Male children. While it is often assumed that the probabilities of having a boy or a girl are the same, the actual probability of having a boy is slightly higher at 0.51. Suppose a couple plans to have 3 kids.

  1. Use the binomial model to calculate the probability that two of them will be boys.

    # Probability of boy is 0.51 ; Probabilit of not a boy is (1 - 0.51) = 0.49
    #  k=2 ; n=3 ; p(boy) = 0.51 ; p(not boy) = 0.49
    
    (factorial(3) /(factorial(2)*factorial(3-2) ) ) * (0.51**2 ) * (0.49**(3-2))
    ## [1] 0.382347
  2. Write out all possible orderings of 3 children, 2 of whom are boys. Use these scenarios to calculate the same probability from part (a) but using the addition rule for disjoint outcomes. Confirm that your answers from parts (a) and (b) match.

    B being Boy and G being Girl; combinations will be as -> BBG BGB GBB

    # Probability of boy is 0.51 ; Probabilit of not a boy is (1 - 0.51) = 0.49
    # p(BBG or BGB or  GBB) ->  p(BBG) + p(BGB + p(GBB)
    (0.51)*(0.51)*(0.49) + (0.51)*(0.49)*(0.51) + (0.49)*(0.51)*(0.51)
    ## [1] 0.382347
  3. If we wanted to calculate the probability that a couple who plans to have 8 kids will have 3 boys, briefly describe why the approach from part (b) would be more tedious than the approach from part (a).

    As the number of occurances or observation increases the additions of so many combination of observations would become more tedious.


Serving in volleyball. (4.30, p. 162) A not-so-skilled volleyball player has a 15% chance of making the serve, which involves hitting the ball so it passes over the net on a trajectory such that it will land in the opposing team’s court. Suppose that her serves are independent of each other.

  1. What is the probability that on the 10th try she will make her 3rd successful serve?

    # Probability of serve is 0.15 ; Probabilit of not a serve is (1 - 0.15) = 0.85
    # we can split this as success on 10th try  and 2 succeses in any order out of the first 9 trys.
    # [0.15] * [k=2 ; n=9 ; p(serve) = 0.15 ; p(not serve) = 0.85]
    
    (0.15) *  ((factorial(9) /(factorial(2)*factorial(9-2) ) ) * (0.15**2 ) * (0.85**(9-2)))
    ## [1] 0.03895012
  2. Suppose she has made two successful serves in nine attempts. What is the probability that her 10th serve will be successful?
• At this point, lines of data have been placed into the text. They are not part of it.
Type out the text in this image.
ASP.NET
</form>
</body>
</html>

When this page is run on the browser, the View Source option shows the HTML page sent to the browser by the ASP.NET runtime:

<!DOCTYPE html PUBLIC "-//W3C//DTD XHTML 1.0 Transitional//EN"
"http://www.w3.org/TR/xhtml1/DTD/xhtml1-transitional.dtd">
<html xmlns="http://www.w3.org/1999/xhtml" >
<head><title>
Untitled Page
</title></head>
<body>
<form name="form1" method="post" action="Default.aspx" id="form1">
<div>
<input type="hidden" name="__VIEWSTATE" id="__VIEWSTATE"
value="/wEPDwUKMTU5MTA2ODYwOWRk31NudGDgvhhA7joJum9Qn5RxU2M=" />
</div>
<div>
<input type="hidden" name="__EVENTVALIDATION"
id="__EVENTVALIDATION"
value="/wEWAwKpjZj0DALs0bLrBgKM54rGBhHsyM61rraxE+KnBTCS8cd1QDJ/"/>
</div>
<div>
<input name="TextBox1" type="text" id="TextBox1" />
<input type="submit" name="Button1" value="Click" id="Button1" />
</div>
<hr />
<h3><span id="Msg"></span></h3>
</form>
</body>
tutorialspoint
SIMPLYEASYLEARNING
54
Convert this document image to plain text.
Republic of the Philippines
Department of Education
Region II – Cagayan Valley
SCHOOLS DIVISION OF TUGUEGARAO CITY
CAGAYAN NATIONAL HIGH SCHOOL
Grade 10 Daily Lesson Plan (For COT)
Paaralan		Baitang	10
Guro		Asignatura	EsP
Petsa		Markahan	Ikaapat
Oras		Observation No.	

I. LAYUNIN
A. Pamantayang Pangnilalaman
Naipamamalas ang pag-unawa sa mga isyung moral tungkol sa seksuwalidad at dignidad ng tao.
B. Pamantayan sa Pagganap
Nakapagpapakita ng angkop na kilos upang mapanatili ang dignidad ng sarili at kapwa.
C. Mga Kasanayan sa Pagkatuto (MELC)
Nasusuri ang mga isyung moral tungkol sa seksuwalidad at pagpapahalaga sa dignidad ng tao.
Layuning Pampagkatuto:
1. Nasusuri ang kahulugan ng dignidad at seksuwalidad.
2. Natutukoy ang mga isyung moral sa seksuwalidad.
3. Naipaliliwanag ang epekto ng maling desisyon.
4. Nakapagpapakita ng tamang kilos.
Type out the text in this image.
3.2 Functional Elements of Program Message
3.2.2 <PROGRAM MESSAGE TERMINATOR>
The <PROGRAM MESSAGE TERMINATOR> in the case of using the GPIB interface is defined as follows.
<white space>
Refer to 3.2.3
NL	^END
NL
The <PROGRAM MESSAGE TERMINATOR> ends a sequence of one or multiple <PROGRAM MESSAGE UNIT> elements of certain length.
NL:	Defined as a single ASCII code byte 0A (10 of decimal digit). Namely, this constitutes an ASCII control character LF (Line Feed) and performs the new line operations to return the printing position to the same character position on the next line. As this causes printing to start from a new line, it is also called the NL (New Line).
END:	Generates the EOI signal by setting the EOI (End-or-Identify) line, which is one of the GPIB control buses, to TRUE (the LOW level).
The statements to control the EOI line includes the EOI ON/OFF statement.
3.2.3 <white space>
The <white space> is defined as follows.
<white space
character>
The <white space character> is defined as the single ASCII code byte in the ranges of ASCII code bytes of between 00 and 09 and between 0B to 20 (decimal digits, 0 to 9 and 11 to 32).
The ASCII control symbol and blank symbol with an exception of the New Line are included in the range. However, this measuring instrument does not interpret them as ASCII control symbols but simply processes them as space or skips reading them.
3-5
    10th serve being independent serve will have same probability of success of 15%.

  3. Even though parts (a) and (b) discuss the same scenario, the probabilities you calculated should be different. Can you explain the reason for this discrepancy?

    Probability of a single event by itself would be differnt probabaility of the same event in a combination of observation/trys.